Lewin: One of the biggest surprises to me was that when I initially read Mark’s article I was bowled over by how explicit and full-frontal it was. However, when I wrote it in script form, sometimes it made me cringe. How can you show an ejaculation on screen? That’s just too much information. Initially Bill Macy’s character of the priest intrigued me as a spiritual counselor, but he became a device to move the really explicit stuff from the bedroom into the confessional, so that it wouldn’t make you’d cringe but his reaction would make you laugh. That developed unexpectedly during the writing.
The film opens with that really dated late ‘80s news report about Mark. It hits on all the cliché, feel-good buzzwords that pop up when trying to talk about disabled people.
Lewin: I actually really like that opening cliché because I think we read it for exactly what it is. It seems so old-fashioned; it’s almost politically incorrect to talk that way these days. Using expressions like “courage” or “perseverance” is patronizing. But in a way Mark was a ground-breaker in terms of being a poster child for independence, to live in an iron lung and still somehow control your own destiny.
From a religious perspective, you have Mark, a devout Catholic, and Cheryl converting to Judaism. Did you intentionally set out to say something about religion and spirituality?

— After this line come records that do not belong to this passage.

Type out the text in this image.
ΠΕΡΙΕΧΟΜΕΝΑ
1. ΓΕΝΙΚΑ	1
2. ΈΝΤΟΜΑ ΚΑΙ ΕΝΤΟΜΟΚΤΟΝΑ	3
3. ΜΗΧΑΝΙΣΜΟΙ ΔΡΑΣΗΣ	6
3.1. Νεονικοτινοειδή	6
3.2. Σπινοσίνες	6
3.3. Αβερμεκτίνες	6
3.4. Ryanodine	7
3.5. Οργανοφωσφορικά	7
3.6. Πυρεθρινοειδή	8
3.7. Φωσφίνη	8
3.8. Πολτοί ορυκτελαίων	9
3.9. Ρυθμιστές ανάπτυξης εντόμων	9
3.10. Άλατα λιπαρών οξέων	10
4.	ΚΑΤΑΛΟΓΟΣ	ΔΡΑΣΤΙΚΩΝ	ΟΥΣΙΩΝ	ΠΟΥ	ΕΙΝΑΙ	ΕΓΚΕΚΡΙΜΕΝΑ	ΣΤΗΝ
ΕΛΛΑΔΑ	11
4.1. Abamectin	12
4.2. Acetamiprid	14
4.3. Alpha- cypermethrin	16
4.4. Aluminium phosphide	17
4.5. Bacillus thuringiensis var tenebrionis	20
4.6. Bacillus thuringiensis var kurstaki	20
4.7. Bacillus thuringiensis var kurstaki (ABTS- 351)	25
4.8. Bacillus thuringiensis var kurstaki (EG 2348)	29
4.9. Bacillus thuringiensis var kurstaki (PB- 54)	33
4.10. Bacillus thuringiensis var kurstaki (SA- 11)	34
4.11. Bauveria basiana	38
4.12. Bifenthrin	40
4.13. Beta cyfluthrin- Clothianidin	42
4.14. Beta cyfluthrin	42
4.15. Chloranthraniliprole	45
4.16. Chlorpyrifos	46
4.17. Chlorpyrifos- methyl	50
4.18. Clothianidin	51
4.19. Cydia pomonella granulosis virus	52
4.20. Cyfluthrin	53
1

Lewin: I guess it’s summed up in Mark’s line, “You can’t have too much insurance.” I would describe myself as a fundamentalist atheist, but I’m fascinated by how religion plays into people’s lives. And I’ve come to respect it more and more, particularly when I come across a character like Mark who has a razor-sharp mind. I’ve always thought the smarter you are, the less religion you have, but that’s not the way it works. There are other reasons people have religion, and in very personal ways, not always according to the book. Mark certainly didn’t. So I was trying to say something about the flexibility of religion; that God is someone you can blame as well as worship.
And as I writer, I appreciate and relate to people who are poets, although I’m not one. They reinterpret experiences and life, and that reinterpretation is often what we call spirituality. You translate the mundane details into something a little bit larger.
You originally considered having a disabled actor play Mark. What sold you on John Hawkes instead?
Lewin: Our casting director was absolutely passionate about our project, and she gave me the sense that John was the sort of person that would give the role more than anyone else, that he’d really bring soul to it. When I met him, I felt there was a sort of affinity between him and Mark—a wryness about John that related to how I wanted Mark to be portrayed. He’s a sweet-natured guy, nothing like the creepy guys he plays, like in Winter’s Bone.
Also at the physical level, I was looking for a small-framed actor. I felt that having to use computer-generated imagery and body doubles would be a total nightmare. You could cheat a little bit—people are not all that familiar anymore with exactly what polio looks like. There was a doctor friend of mine from Australia who looked at a rough cut and didn’t know John Hawkes and was convinced he was looking at real polio victim. So I knew John had the right kind of physical frame and the right motivation to accomplish the physical transformation. I’m not a fatalist, but when John dropped in my lap, I thought it was meant to be.
You mentioned most people no longer knowing what polio looks like. Did you feel a need in the film to inform younger generations about polio?
Lewin: I don’t think I’m informing very much. Polio was not easy to understand. If 10 kids got polio all at the same time, you’d have 10 wildly different results, and no one knew why this was so. What I wanted to explain, because it came up in my own life, was people assume that if you can’t move, you don’t have feeling, that a touch doesn’t register. I wanted to make the point clearly that Mark and other polio people had ordinary physical sensation.